Wie es nach der Annullierung des Koblacher Beschlusses zu Rhesi nun weitergeht

Koblach sagte Nein zu Rhesi in geplanter Form. Die BH Feldkirch erkannte Befangenheit und annullierte den Beschluss.
Koblach, Feldkirch, St. Margrethen Mit 12:12 endete am 26. Jänner ein Beschluss der Gemeinde Koblach zum Projekt Rhein-Erholung-Sicherheit (Rhesi). Bedeutete: Die Kommune verweigerte dem Großvorhaben, das in ihren Gemarkungen die größte Aufweitung des Rheins mit gleichbedeutendem Verlust von Landwirtschaftsflächen vorsieht, die Zustimmung. Seit Montag ist nun klar: Die Abstimmung ist ungültig, weil ein daran teilnehmender Landwirt befangen war. Wie’s nun weitergeht?

Für den Verfassungsjuristen Peter Bußjäger (62) gibt es zwei Möglichkeiten: “Der Bürgermeister kann den Tagesordnungspunkt ein zweites Mal zur Abstimmung bringen. Er muss das aber nicht. Weil das Votum vom 26. Jänner keine direkte rechtliche Bedeutung hatte. Es ging hier ja lediglich um die Ermittlung eines Stimmungsbildes. Die Gemeinde konnte zu diesem Zeitpunkt noch gar kein Einspruchsrecht in Anspruch nehmen, weil sich das Projekt noch nicht im Stadium eines Verfahrens befindet.”

Die Einwände der Rhesi-Gegner
Für den Feldkircher Bezirkshauptmann Herbert Burtscher (59) war die Aufhebung des Koblacher GV-Beschlusses vom 26. Jänner eine unumstrittene. “Es ist hier ein klarer Fall von Befangenheit gegeben. Der Betroffene hat Grundstücke auf jener Fläche gepachtet, die bei einer Aufweitung des Rheines verloren gehen. Er hätte sich nicht an der Abstimmung beteiligen dürfen.” Der Bescheid der BH Feldkirch kann natürlich beeinsprucht werden. Die Einspruchsfrist beträgt vier Wochen.

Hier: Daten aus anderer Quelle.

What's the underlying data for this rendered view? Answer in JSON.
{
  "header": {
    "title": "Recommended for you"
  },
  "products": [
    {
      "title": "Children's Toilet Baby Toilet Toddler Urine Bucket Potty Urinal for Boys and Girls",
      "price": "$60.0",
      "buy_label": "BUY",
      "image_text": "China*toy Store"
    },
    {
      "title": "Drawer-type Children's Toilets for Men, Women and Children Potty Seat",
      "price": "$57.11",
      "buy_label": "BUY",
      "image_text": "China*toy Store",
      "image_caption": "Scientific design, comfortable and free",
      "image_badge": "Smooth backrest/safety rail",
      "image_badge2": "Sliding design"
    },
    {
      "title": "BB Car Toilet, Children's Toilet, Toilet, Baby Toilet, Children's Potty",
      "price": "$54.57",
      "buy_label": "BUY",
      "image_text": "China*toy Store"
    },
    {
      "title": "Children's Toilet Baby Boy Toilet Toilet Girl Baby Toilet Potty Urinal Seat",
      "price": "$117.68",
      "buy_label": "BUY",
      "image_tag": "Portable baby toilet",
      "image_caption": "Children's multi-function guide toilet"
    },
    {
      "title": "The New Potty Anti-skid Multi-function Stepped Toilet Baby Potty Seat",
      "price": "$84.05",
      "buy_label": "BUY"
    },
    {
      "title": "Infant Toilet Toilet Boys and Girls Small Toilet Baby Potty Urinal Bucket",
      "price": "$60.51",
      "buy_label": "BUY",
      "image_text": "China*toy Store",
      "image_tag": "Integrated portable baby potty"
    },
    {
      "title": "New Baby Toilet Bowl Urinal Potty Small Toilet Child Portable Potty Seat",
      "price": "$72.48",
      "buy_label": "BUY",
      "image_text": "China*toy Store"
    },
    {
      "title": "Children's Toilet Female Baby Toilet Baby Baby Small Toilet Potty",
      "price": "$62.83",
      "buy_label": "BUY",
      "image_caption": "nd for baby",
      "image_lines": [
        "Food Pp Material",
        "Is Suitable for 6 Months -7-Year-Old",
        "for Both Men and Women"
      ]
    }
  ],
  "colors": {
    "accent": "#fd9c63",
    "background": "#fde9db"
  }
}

Burtscher rechnet nicht mit Einsprüchen.

Beim Koblacher Beschluss gegen Rhesi ging es vor allem um die Ablehnung von Grundstückstauschen. Durch die Aufweitung des Stromes verloren gehende Flächen würden durch andere Gründe entschädigt. Die Rhesi-Gegner vertraten die Meinung, dass die den Landwirten zugeteilten neuen Flächen keine entsprechende Qualität hätten. Zudem befürchten sie negative Auswirkungen auf den Grundwasserspiegel.
Spaltung der Gemeinde
Der Koblacher Bürgermeister Gerd Hölzl (59) nimmt den Bescheid der Bezirkshauptmannschaft Feldkirch nüchtern zur Kenntnis. “Die Situation ist, wie sie ist. Zum jetzigen Zeitpunkt möchte ich mich nicht festlegen, ob das Thema noch einmal für einen Beschluss in die Gemeindevertretung kommt. Eigentlich ist der Tagesordnungspunkt ja nicht abgewickelt.”
Die juristische Einordnung des Themas liegt Hölzl weniger im Magen, als die Spaltung der Gemeinde durch Rhesi. “Das ist sehr bedauerlich. Ich versuche in dieser Situation ganz einfach meinen Job zu machen.”

Mähr wartet ab
Wenig beeindruckt von der Aufhebung des Gemeindevertretungsbeschlusses durch die BH zeigt sich Projektleiter Markus Mähr (51) von der Internationalen Rheinregulierung (IRR). “Wir nehmen diesen Bescheid zur Kenntnis und wollen jetzt einfach nur abwarten, ob er womöglich wieder beeinsprucht wird.” Für Mähr und sein Team ist jedenfalls klar: “Wir werden mit Rhesi im Mai ins Verfahren gehen.”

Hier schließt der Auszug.